Some people tried to lay down some bogus law to my buddy, Sarah Z., that dieselpunk had to be about machines, therefore her dieselpunk fantasy wasn’t dieselpunk. Uh, no. Not anywhere else I’ve seen it defined. (So I’m going to be quoting like crazy to establish that this isn’t my unique viewpoint.)

Terms like dieselpunk aren’t about how narrow a field they can be cut to, or what one small coterie wants to use as limits on their dieselpunk parties. Like steampunk, cyberpunk, stonepunk, and mannerpunk, dieselpunk is a sales guideline for writers selling to publishers or studios, or anyone selling to readers/players/viewers. It’s a way of signaling that over here you might find something you’d enjoy reading or viewing or playing, because it’s like other things you enjoyed with that label.

So squeaky-tight limits are not what it’s about.

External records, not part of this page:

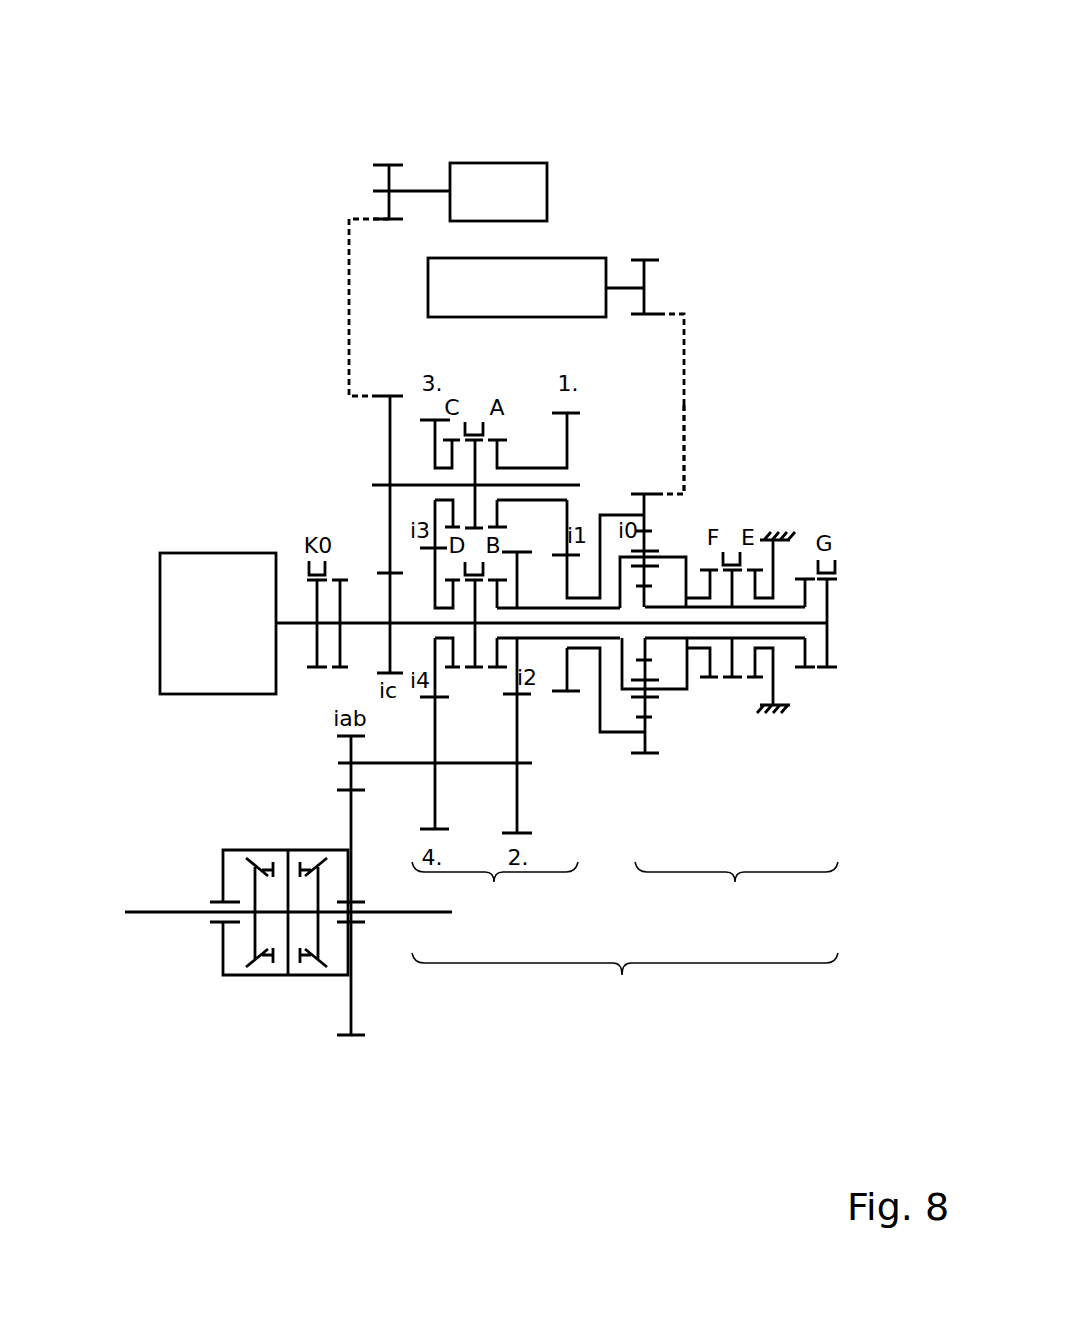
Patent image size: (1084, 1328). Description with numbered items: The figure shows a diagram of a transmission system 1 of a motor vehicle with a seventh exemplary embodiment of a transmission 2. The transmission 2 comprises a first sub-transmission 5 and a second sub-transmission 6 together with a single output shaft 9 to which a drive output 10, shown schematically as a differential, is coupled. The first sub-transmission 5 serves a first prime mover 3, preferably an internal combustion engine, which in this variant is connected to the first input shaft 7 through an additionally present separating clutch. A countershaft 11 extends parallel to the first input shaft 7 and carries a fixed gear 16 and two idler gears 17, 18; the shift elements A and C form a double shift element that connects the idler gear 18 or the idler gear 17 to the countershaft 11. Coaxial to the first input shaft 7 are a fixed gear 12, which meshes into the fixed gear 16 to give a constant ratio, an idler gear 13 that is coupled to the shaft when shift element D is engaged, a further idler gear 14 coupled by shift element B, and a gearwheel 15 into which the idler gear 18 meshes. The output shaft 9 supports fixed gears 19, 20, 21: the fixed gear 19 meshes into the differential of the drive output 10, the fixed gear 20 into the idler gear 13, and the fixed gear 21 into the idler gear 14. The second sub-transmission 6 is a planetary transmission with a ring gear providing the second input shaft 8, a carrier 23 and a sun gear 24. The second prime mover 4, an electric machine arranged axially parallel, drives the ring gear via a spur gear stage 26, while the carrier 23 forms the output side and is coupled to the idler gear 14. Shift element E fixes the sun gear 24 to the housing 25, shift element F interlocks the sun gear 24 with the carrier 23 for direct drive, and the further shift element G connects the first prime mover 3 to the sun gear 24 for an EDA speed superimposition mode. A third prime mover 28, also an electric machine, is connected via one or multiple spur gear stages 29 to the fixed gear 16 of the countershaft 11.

The transmission system 1 is at (759, 136).
The transmission 2 is at (625, 984).
The first prime mover 3 is at (205, 647).
The second prime mover 4 is at (477, 293).
The first sub-transmission 5 is at (495, 893).
The second sub-transmission 6 is at (736, 893).
The first input shaft 7 is at (383, 621).
The second input shaft 8 is at (645, 505).
The output shaft 9 is at (350, 810).
The drive output 10 is at (300, 1026).
The countershaft 11 is at (373, 482).
The fixed gear of the first input shaft 12 is at (385, 648).
The idler gear of the first input shaft 13 is at (432, 573).
The further idler gear 14 is at (517, 580).
The gearwheel 15 is at (567, 660).
The fixed gear of the countershaft 16 is at (388, 442).
The idler gear of the countershaft 17 is at (433, 440).
The idler gear of the countershaft 18 is at (567, 440).
The fixed gear of the output shaft 19 is at (420, 765).
The fixed gear of the output shaft 20 is at (437, 780).
The fixed gear of the output shaft 21 is at (518, 773).
The carrier 23 is at (660, 552).
The sun gear 24 is at (645, 647).
The housing 25 is at (790, 712).
The spur gear stage 26 is at (685, 453).
The third prime mover 28 is at (537, 200).
The spur gear stage 29 is at (348, 355).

Rather, it’s a sales tool that must encompass everything that publishers, writers, artists, and consumers are calling “dieselpunk” without getting so vaguely connected that most of the audience would think the inclusion is nuts. It’s like “Science fiction is [or means] what we point to when we say it.” (paraphrase of Damon Knight, 1952) Or Norman Spinrad, 1974, “Science fiction is anything published as science fiction.”

So like all such sales tools, dieselpunk as a tag is subjective and historical, descriptive until it reaches so many inclusions that it can become prescriptive.